Chassis - Chapter 2: Page 4 (October 2001)


Compressing this into one page and three pictures might make it seem easier than it actually was, but here goes . .

Easy as One . . . . although, as we said on the previous page, the front crossmember was quite easy to fit. First, three square tubes were tack-welded across the chassis jig in positions corresponding to specific points on the chassis (e.g. firewall, rear taper start, etc.). The centres were marked, and from there the two rails were clamped into position (when making the rails, we centre-punched them at these reference points so they wouldn't be lost during welding and dressing). Because the bottom wasn't flat, the sloping front sections were clamped to uprights designed for mounting axles.
When we were happy with everything, and all dimensions, including diagonals, measured up to our drawing, we tack-welded angle brackets onto the three cross tubes on the outside of the chassis. This allowed us to unclamp one of the rails so we could get the tabs on the front crossmember between the frame horns, then clamp the rail back in place. Another check of the dimensions, and we could weld in the front crossmember, TIG-welding as with most of the other chassis welds. We didn't fully weld this part yet, as we will be partially boxing in the underside later.

We also welded in two centre crossmembers, made from 2" x 1" box section. One was fitted flush with the bottom of the chassis, the front edge at the point where the chassis kicks out for the rear half. This is just behind where the gearbox ends, and the gearbox/front wishbone (yes, we're thinking of using an unsplit wishbone for front axle location) mounting section will project forward forward from this tube. The upper crossmember sits flush with the top of the rails, the front edge level with the rear of the lower one. The offset is primarily to make it easier to fully weld both tubes, but also allows a little extra clearance for threading through things like the exhaust system. The top one will have to have a section removed from the centre later on, because it is at the same height as the propshaft (a penalty for making the car so low is the relative height of the engine/gearbox/propshaft through the cabin).

. . Two . .Once the front half was ready, we could get on with mounting the rear subframe. Another check of the dimensions, and we could tack the frame on top of the rear supports - the careful checking during preparation of the rails meant that it fitted so well, we only had to bevel the edges before welding. When securely tacked, we had to flip the chassis over to finish the welds as they were all on the underside of the subframe.

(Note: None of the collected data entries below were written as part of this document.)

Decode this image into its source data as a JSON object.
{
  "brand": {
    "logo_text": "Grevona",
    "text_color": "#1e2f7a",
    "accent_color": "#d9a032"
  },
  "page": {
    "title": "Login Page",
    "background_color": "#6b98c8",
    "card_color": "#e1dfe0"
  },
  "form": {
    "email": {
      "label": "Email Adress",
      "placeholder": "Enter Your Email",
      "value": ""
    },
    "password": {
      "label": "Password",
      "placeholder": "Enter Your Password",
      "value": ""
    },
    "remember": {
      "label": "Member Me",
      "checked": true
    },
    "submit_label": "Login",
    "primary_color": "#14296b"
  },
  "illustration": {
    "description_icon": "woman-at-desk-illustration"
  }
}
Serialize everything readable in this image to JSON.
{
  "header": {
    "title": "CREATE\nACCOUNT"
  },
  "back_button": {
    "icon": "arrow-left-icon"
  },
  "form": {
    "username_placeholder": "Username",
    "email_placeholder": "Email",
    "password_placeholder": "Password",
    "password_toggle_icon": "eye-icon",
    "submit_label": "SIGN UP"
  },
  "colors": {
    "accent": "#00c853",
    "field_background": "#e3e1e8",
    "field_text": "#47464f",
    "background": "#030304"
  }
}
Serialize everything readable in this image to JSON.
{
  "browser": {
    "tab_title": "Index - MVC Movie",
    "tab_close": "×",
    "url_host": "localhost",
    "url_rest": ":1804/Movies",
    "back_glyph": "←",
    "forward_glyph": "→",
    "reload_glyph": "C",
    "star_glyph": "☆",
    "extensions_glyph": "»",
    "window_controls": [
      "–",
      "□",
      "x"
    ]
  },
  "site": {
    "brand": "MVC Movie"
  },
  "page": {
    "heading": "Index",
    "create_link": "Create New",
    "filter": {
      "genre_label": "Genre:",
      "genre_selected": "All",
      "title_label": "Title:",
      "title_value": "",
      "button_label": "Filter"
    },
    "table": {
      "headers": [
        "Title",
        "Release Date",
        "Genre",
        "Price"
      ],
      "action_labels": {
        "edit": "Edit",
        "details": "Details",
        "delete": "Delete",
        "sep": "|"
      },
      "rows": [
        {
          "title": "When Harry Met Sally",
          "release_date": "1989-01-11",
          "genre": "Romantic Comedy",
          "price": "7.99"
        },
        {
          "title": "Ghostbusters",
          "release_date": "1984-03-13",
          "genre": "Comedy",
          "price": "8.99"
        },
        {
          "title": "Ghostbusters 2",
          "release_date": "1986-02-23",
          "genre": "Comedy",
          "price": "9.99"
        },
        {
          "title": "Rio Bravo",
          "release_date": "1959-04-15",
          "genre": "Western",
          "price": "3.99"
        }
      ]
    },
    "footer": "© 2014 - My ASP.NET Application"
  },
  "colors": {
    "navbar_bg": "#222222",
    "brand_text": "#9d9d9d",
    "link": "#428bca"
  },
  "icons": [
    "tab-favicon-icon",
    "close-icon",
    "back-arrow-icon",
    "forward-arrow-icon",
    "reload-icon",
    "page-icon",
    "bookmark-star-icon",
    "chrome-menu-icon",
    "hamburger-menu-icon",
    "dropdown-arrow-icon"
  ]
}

. . Three.Perhaps it was that easy, after all? We didn't seem to have any trouble making bits fit, and even after all of the welding, the chassis dropped back into the jig with hardly any shrinkage or distortion, and it all seems to be square.
The rear of the subframe drops away slightly, because of shrinkage from the welds on the underside, but we should be able to counter this when we fit the crossmember for the rear suspension.

Ah, the rear suspension: we pretty much know how the front axle will mount, but we still haven't made up our mind yet on the rear!